The mad mathematician of the software industry
Stephen Wolfram, the brains behind Wolfram Alpha, has no qualms about bucking established practice. A mathematical prodigy, he published his first scientific paper at 15; studied at Eton, Oxford, and Caltech; and held staff positions at a number of universities, but left academia in the late 1980s to focus on entrepreneurship and independent research. He hasn't authored a proper, peer-reviewed paper in years, but in 2002 he published "A New Kind of Science," a 1,200-page tome that he claimed would revolutionize science and introduce "a whole new way of looking at the universe."
"It may sound arrogant, but I have moved pretty far away from what most scientists know about," Wolfram told Technology Review in 1997. "That means there are fewer and fewer people I can talk to about what I am doing. Your typical top scientist does not know this stuff."
Not everyone agrees. Wolfram's critics describe him as egotistical and dismissive; his research, undisciplined and flawed. Cosma Shalizi, a statistician at the University of Urbana whose work overlaps Wolfram's, fears that in his isolation Wolfram has become "a crank in the classic mold." "A New Kind of Science," Shalizi says, is not the landmark book Wolfram claims it is; rather, it is "a rare blend of monster raving egomania and utter batshit insanity."

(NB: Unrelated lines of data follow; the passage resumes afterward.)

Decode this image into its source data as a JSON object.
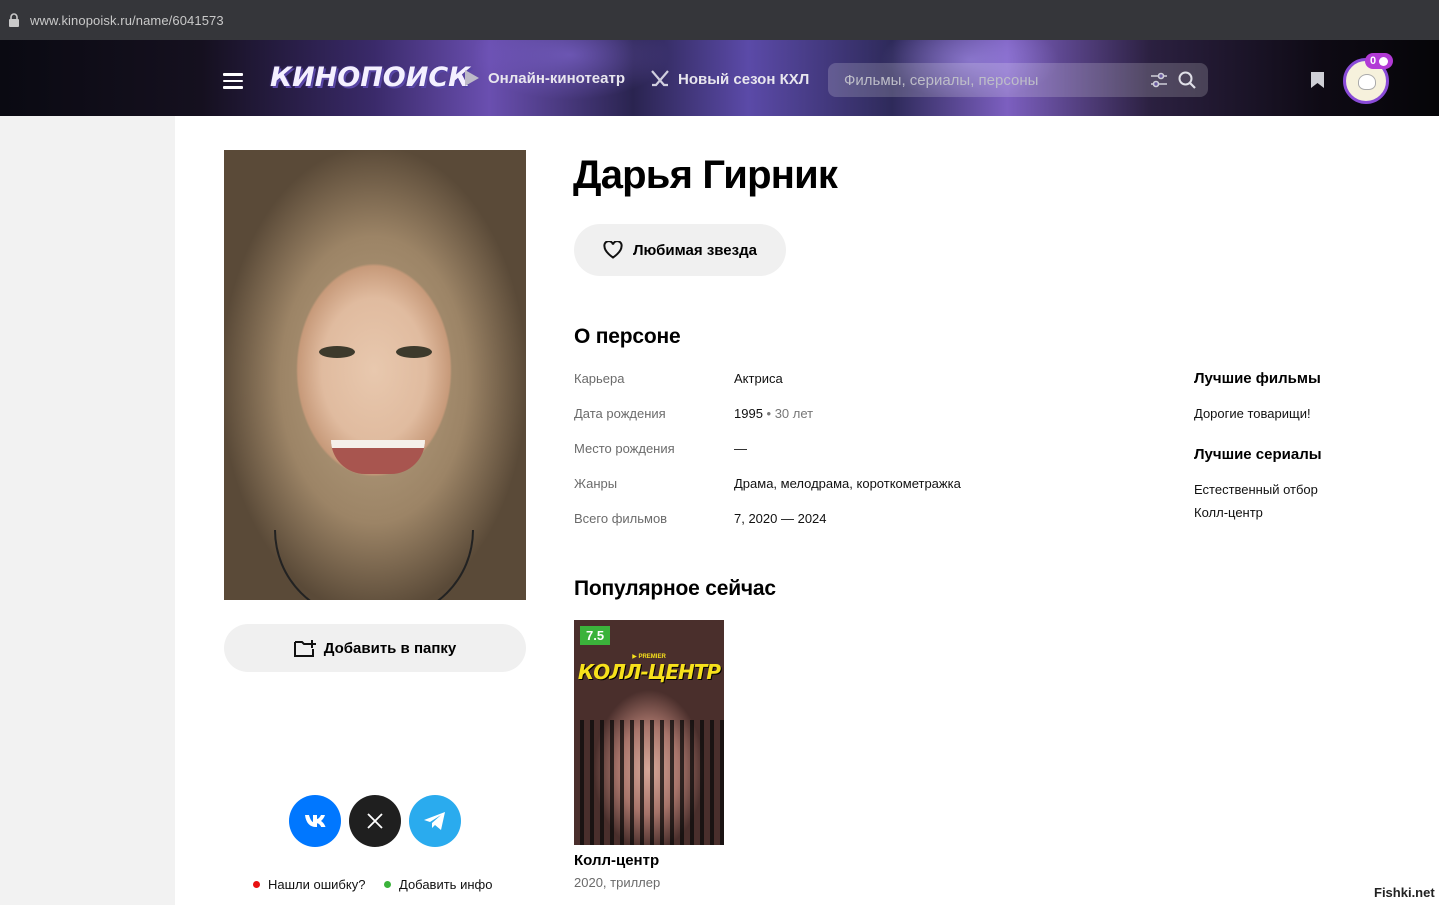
{
  "browser": {
    "url_domain": "www.kinopoisk.ru",
    "url_path": "/name/6041573"
  },
  "header": {
    "logo": "КИНОПОИСК",
    "nav": [
      {
        "label": "Онлайн-кинотеатр",
        "icon": "play-icon"
      },
      {
        "label": "Новый сезон КХЛ",
        "icon": "hockey-sticks-icon"
      }
    ],
    "search_placeholder": "Фильмы, сериалы, персоны",
    "badge_count": "0"
  },
  "person": {
    "name": "Дарья Гирник",
    "favorite_label": "Любимая звезда",
    "add_folder_label": "Добавить в папку"
  },
  "about": {
    "title": "О персоне",
    "rows": [
      {
        "label": "Карьера",
        "value": "Актриса"
      },
      {
        "label": "Дата рождения",
        "value": "1995",
        "extra": " • 30 лет"
      },
      {
        "label": "Место рождения",
        "value": "—"
      },
      {
        "label": "Жанры",
        "value": "Драма, мелодрама, короткометражка"
      },
      {
        "label": "Всего фильмов",
        "value": "7, 2020 — 2024"
      }
    ]
  },
  "best": {
    "films_title": "Лучшие фильмы",
    "films": [
      "Дорогие товарищи!"
    ],
    "series_title": "Лучшие сериалы",
    "series": [
      "Естественный отбор",
      "Колл-центр"
    ]
  },
  "popular": {
    "title": "Популярное сейчас",
    "items": [
      {
        "rating": "7.5",
        "title": "Колл-центр",
        "meta": "2020, триллер",
        "poster_text": "КОЛЛ-ЦЕНТР",
        "poster_sub": "▶ PREMIER"
      }
    ]
  },
  "footer": {
    "report_error": "Нашли ошибку?",
    "add_info": "Добавить инфо",
    "colors": {
      "report": "#e81010",
      "add": "#3bb33b"
    }
  },
  "watermark": "Fishki.net",
  "colors": {
    "vk": "#0077ff",
    "x": "#1f1f1f",
    "telegram": "#2aabee"
  }
}
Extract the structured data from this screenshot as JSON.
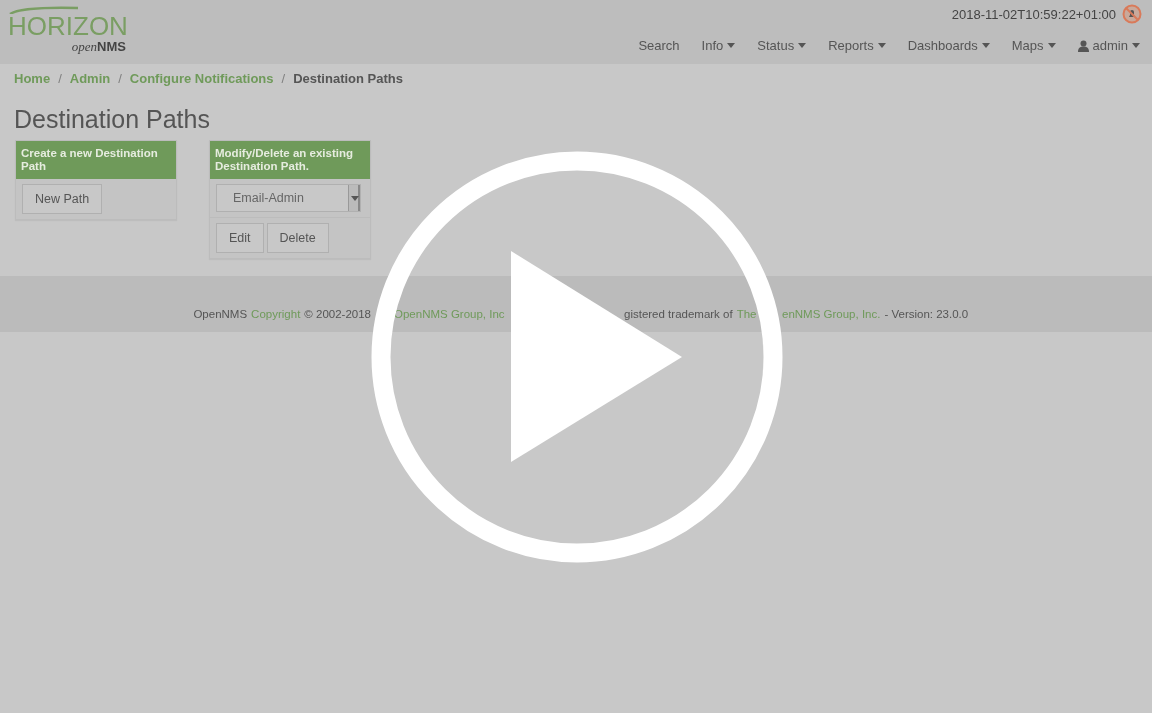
{
  "header": {
    "logo": {
      "title": "HORIZON",
      "subtitle_light": "open",
      "subtitle_bold": "NMS"
    },
    "timestamp": "2018-11-02T10:59:22+01:00",
    "nav": [
      {
        "label": "Search",
        "has_menu": false,
        "kind": "plain"
      },
      {
        "label": "Info",
        "has_menu": true,
        "kind": "plain"
      },
      {
        "label": "Status",
        "has_menu": true,
        "kind": "plain"
      },
      {
        "label": "Reports",
        "has_menu": true,
        "kind": "plain"
      },
      {
        "label": "Dashboards",
        "has_menu": true,
        "kind": "plain"
      },
      {
        "label": "Maps",
        "has_menu": true,
        "kind": "plain"
      },
      {
        "label": "admin",
        "has_menu": true,
        "kind": "user"
      }
    ]
  },
  "breadcrumb": {
    "separator": "/",
    "items": [
      {
        "label": "Home",
        "current": false
      },
      {
        "label": "Admin",
        "current": false
      },
      {
        "label": "Configure Notifications",
        "current": false
      },
      {
        "label": "Destination Paths",
        "current": true
      }
    ]
  },
  "page_title": "Destination Paths",
  "create_panel": {
    "heading": "Create a new Destination Path",
    "button": "New Path"
  },
  "modify_panel": {
    "heading": "Modify/Delete an existing Destination Path.",
    "select_value": "Email-Admin",
    "buttons": [
      "Edit",
      "Delete"
    ]
  },
  "footer": [
    {
      "text": "OpenNMS",
      "link": false
    },
    {
      "text": "Copyright",
      "link": true
    },
    {
      "text": "© 2002-2018",
      "link": false
    },
    {
      "text": "OpenNMS Group, Inc",
      "link": true
    },
    {
      "text": "gistered trademark of",
      "link": false
    },
    {
      "text": "The",
      "link": true
    },
    {
      "text": "enNMS Group, Inc.",
      "link": true
    },
    {
      "text": "- Version: 23.0.0",
      "link": false
    }
  ]
}
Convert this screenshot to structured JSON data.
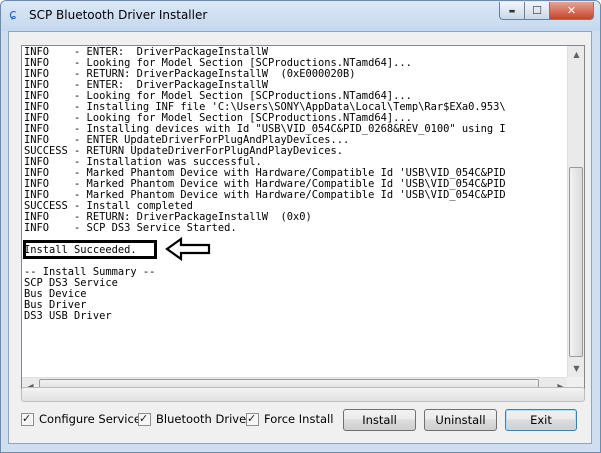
{
  "window": {
    "title": "SCP Bluetooth Driver Installer",
    "close_glyph": "✕",
    "minimize_glyph": "▬",
    "maximize_glyph": "☐",
    "app_icon_glyph": "ɕ"
  },
  "log": {
    "lines": [
      "INFO    - ENTER:  DriverPackageInstallW",
      "INFO    - Looking for Model Section [SCProductions.NTamd64]...",
      "INFO    - RETURN: DriverPackageInstallW  (0xE000020B)",
      "INFO    - ENTER:  DriverPackageInstallW",
      "INFO    - Looking for Model Section [SCProductions.NTamd64]...",
      "INFO    - Installing INF file 'C:\\Users\\SONY\\AppData\\Local\\Temp\\Rar$EXa0.953\\",
      "INFO    - Looking for Model Section [SCProductions.NTamd64]...",
      "INFO    - Installing devices with Id \"USB\\VID_054C&PID_0268&REV_0100\" using I",
      "INFO    - ENTER UpdateDriverForPlugAndPlayDevices...",
      "SUCCESS - RETURN UpdateDriverForPlugAndPlayDevices.",
      "INFO    - Installation was successful.",
      "INFO    - Marked Phantom Device with Hardware/Compatible Id 'USB\\VID_054C&PID",
      "INFO    - Marked Phantom Device with Hardware/Compatible Id 'USB\\VID_054C&PID",
      "INFO    - Marked Phantom Device with Hardware/Compatible Id 'USB\\VID_054C&PID",
      "SUCCESS - Install completed",
      "INFO    - RETURN: DriverPackageInstallW  (0x0)",
      "INFO    - SCP DS3 Service Started.",
      "",
      "Install Succeeded.",
      "",
      "-- Install Summary --",
      "SCP DS3 Service",
      "Bus Device",
      "Bus Driver",
      "DS3 USB Driver"
    ]
  },
  "progress": {
    "value": 0
  },
  "options": {
    "configure_service": {
      "label": "Configure Service",
      "checked": true
    },
    "bluetooth_driver": {
      "label": "Bluetooth Driver",
      "checked": true
    },
    "force_install": {
      "label": "Force Install",
      "checked": true
    }
  },
  "buttons": {
    "install": "Install",
    "uninstall": "Uninstall",
    "exit": "Exit"
  },
  "glyphs": {
    "check": "✓",
    "scroll_up": "▲",
    "scroll_down": "▼",
    "scroll_left": "◀",
    "scroll_right": "▶"
  }
}
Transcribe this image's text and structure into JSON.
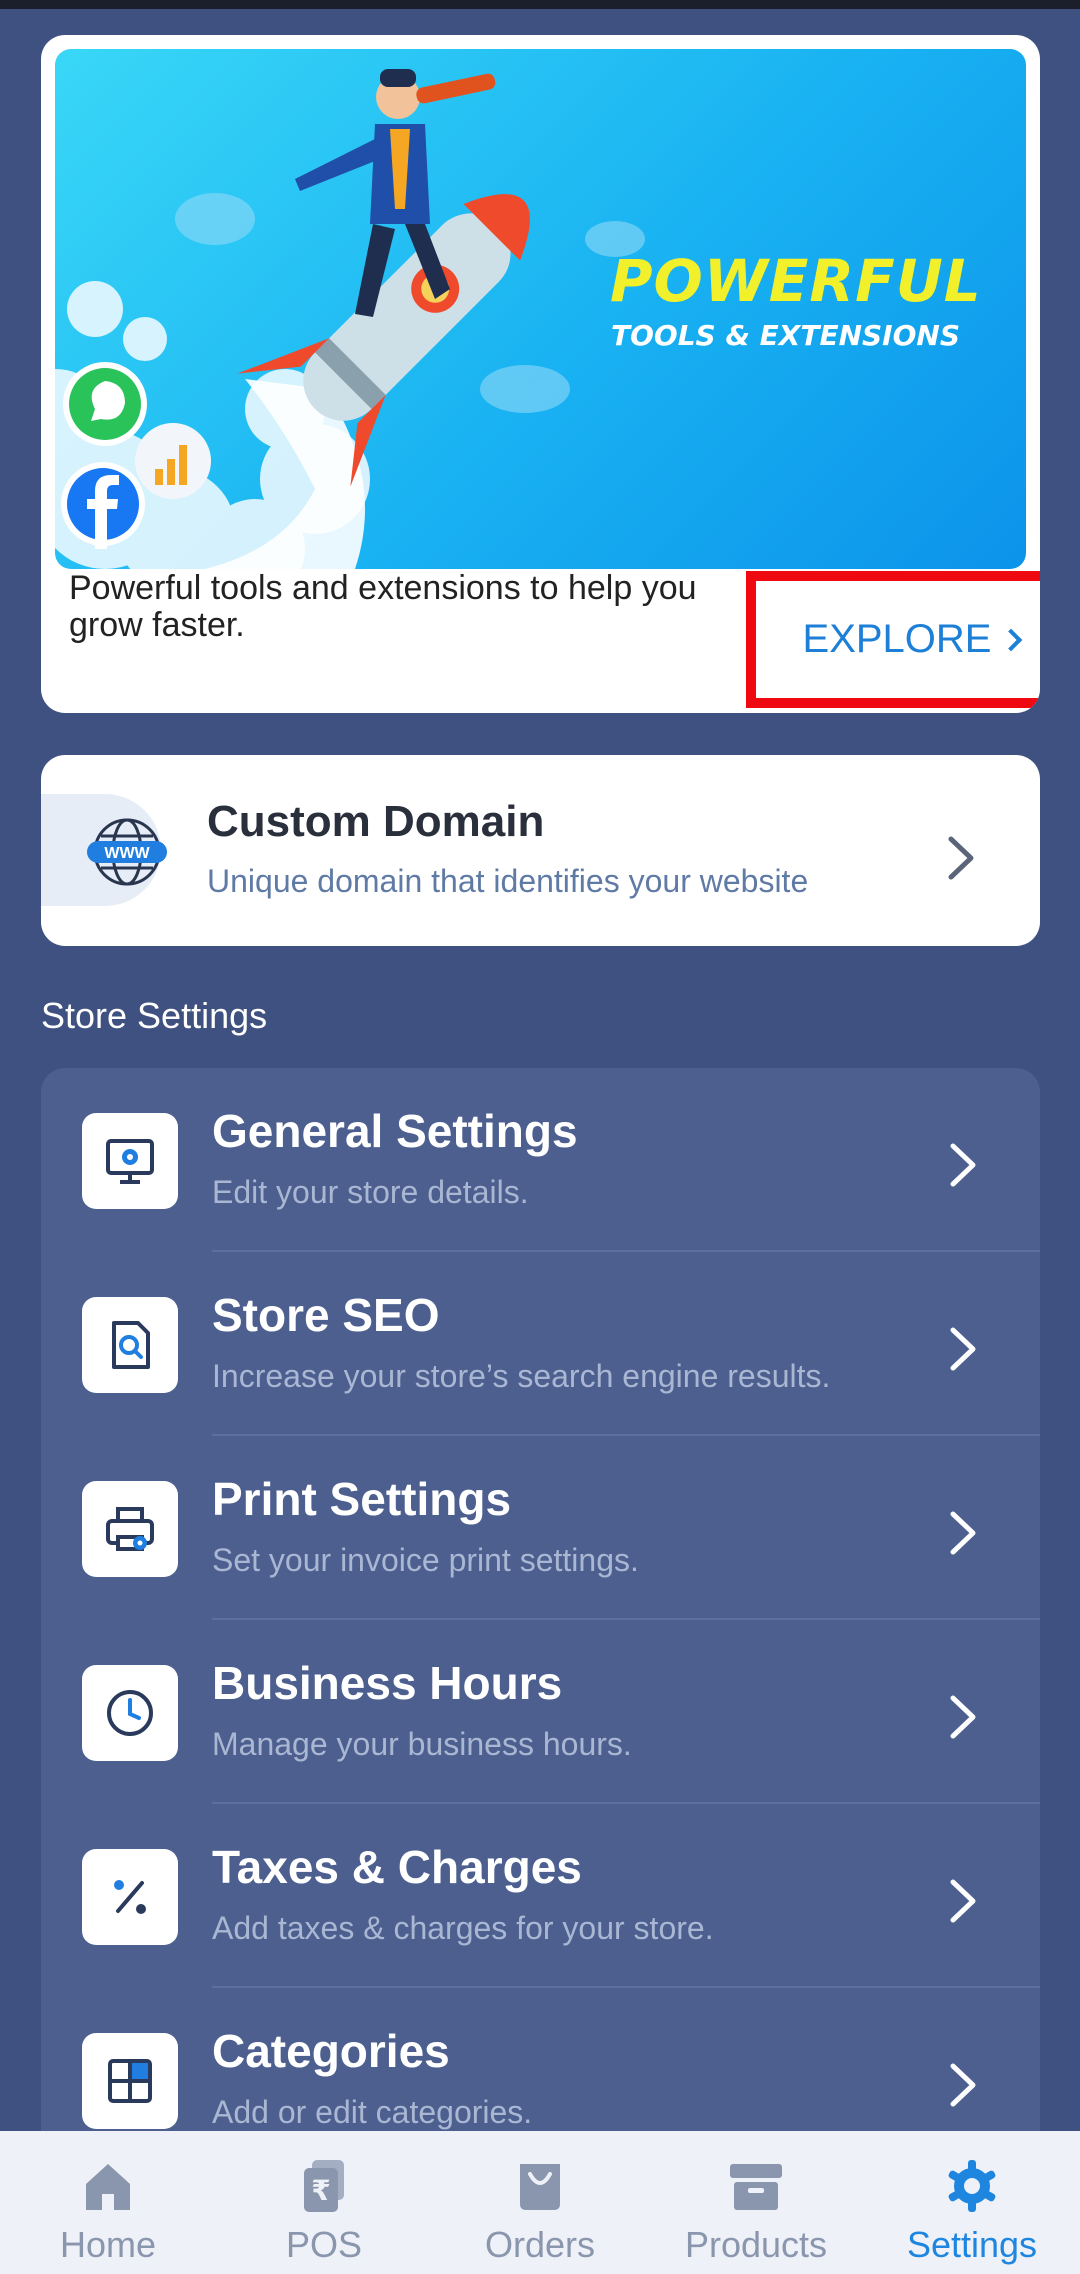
{
  "promo": {
    "title": "POWERFUL",
    "subtitle": "TOOLS & EXTENSIONS",
    "text": "Powerful tools and extensions to help you grow faster.",
    "explore_label": "EXPLORE"
  },
  "domain": {
    "title": "Custom Domain",
    "subtitle": "Unique domain that identifies your website",
    "icon_text": "WWW"
  },
  "store_settings": {
    "section_title": "Store Settings",
    "items": [
      {
        "title": "General Settings",
        "subtitle": "Edit your store details.",
        "icon": "monitor-gear-icon"
      },
      {
        "title": "Store SEO",
        "subtitle": "Increase your store’s search engine results.",
        "icon": "document-search-icon"
      },
      {
        "title": "Print Settings",
        "subtitle": "Set your invoice print settings.",
        "icon": "printer-gear-icon"
      },
      {
        "title": "Business Hours",
        "subtitle": "Manage your business hours.",
        "icon": "clock-icon"
      },
      {
        "title": "Taxes & Charges",
        "subtitle": "Add taxes & charges for your store.",
        "icon": "percent-icon"
      },
      {
        "title": "Categories",
        "subtitle": "Add or edit categories.",
        "icon": "grid-icon"
      }
    ]
  },
  "nav": {
    "items": [
      {
        "label": "Home",
        "icon": "home-icon"
      },
      {
        "label": "POS",
        "icon": "pos-rupee-icon"
      },
      {
        "label": "Orders",
        "icon": "shopping-bag-icon"
      },
      {
        "label": "Products",
        "icon": "archive-box-icon"
      },
      {
        "label": "Settings",
        "icon": "gear-icon"
      }
    ],
    "active": "Settings",
    "active_color": "#1f86e0",
    "inactive_color": "#8a96ad"
  }
}
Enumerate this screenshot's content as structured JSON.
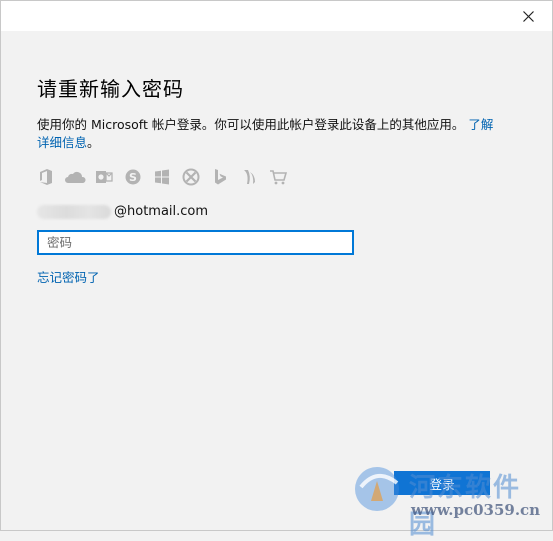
{
  "dialog": {
    "title": "请重新输入密码",
    "description": "使用你的 Microsoft 帐户登录。你可以使用此帐户登录此设备上的其他应用。",
    "learn_more_link": "了解详细信息",
    "description_end": "。",
    "account_suffix": "@hotmail.com",
    "password_placeholder": "密码",
    "forgot_link": "忘记密码了",
    "signin_button": "登录",
    "close_label": "×"
  },
  "services": [
    {
      "name": "office-icon"
    },
    {
      "name": "onedrive-icon"
    },
    {
      "name": "outlook-icon"
    },
    {
      "name": "skype-icon"
    },
    {
      "name": "windows-icon"
    },
    {
      "name": "xbox-icon"
    },
    {
      "name": "bing-icon"
    },
    {
      "name": "msn-icon"
    },
    {
      "name": "store-icon"
    }
  ],
  "watermark": {
    "text": "河东软件园",
    "url": "www.pc0359.cn"
  },
  "colors": {
    "accent": "#0078d7",
    "link": "#0063b1",
    "button": "#1074d4",
    "background": "#f2f2f2",
    "icon_gray": "#b3b3b3"
  }
}
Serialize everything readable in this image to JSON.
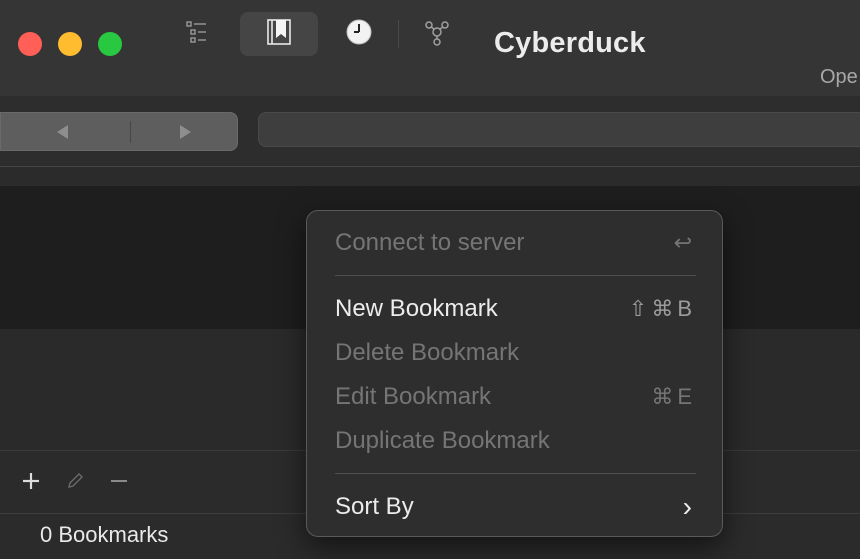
{
  "window": {
    "title": "Cyberduck",
    "open_label": "Ope"
  },
  "toolbar": {
    "items": [
      {
        "icon": "outline-view-icon"
      },
      {
        "icon": "bookmarks-icon",
        "selected": true
      },
      {
        "icon": "history-icon"
      },
      {
        "icon": "bonjour-icon"
      }
    ]
  },
  "navigation": {
    "back_icon": "back-arrow-icon",
    "forward_icon": "forward-arrow-icon"
  },
  "context_menu": {
    "items": [
      {
        "label": "Connect to server",
        "shortcut": "↩",
        "enabled": false
      },
      {
        "label": "New Bookmark",
        "shortcut": "⇧⌘B",
        "enabled": true
      },
      {
        "label": "Delete Bookmark",
        "shortcut": "",
        "enabled": false
      },
      {
        "label": "Edit Bookmark",
        "shortcut": "⌘E",
        "enabled": false
      },
      {
        "label": "Duplicate Bookmark",
        "shortcut": "",
        "enabled": false
      },
      {
        "label": "Sort By",
        "shortcut": "›",
        "enabled": true,
        "submenu": true
      }
    ]
  },
  "bottom_bar": {
    "add_icon": "plus-icon",
    "edit_icon": "pencil-icon",
    "remove_icon": "minus-icon",
    "status": "0 Bookmarks"
  },
  "colors": {
    "close": "#ff5f57",
    "minimize": "#febc2e",
    "zoom": "#28c840"
  }
}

If his science is suspect, however, Wolfram's business acumen is above dispute. Privately held Wolfram Research's main software product, the computational toolkit Mathematica, retails for around $2,500 per seat in many markets and has been wildly successful. The Wolfram Alpha engine was itself written in Mathematica, making it a valuable marketing tool for Wolfram's software offerings, if nothing else.
But Wolfram has much bigger plans for Alpha. The launch team says it's thinking of the project in terms of a 20-year-plus timeline, but it will always be a work in progress. The latter is generally true of any active site; in Wolfram's case, however, finding ways to profit from the knowledge engine must surely be an ongoing concern. No wonder the company sees its query results as intellectual property.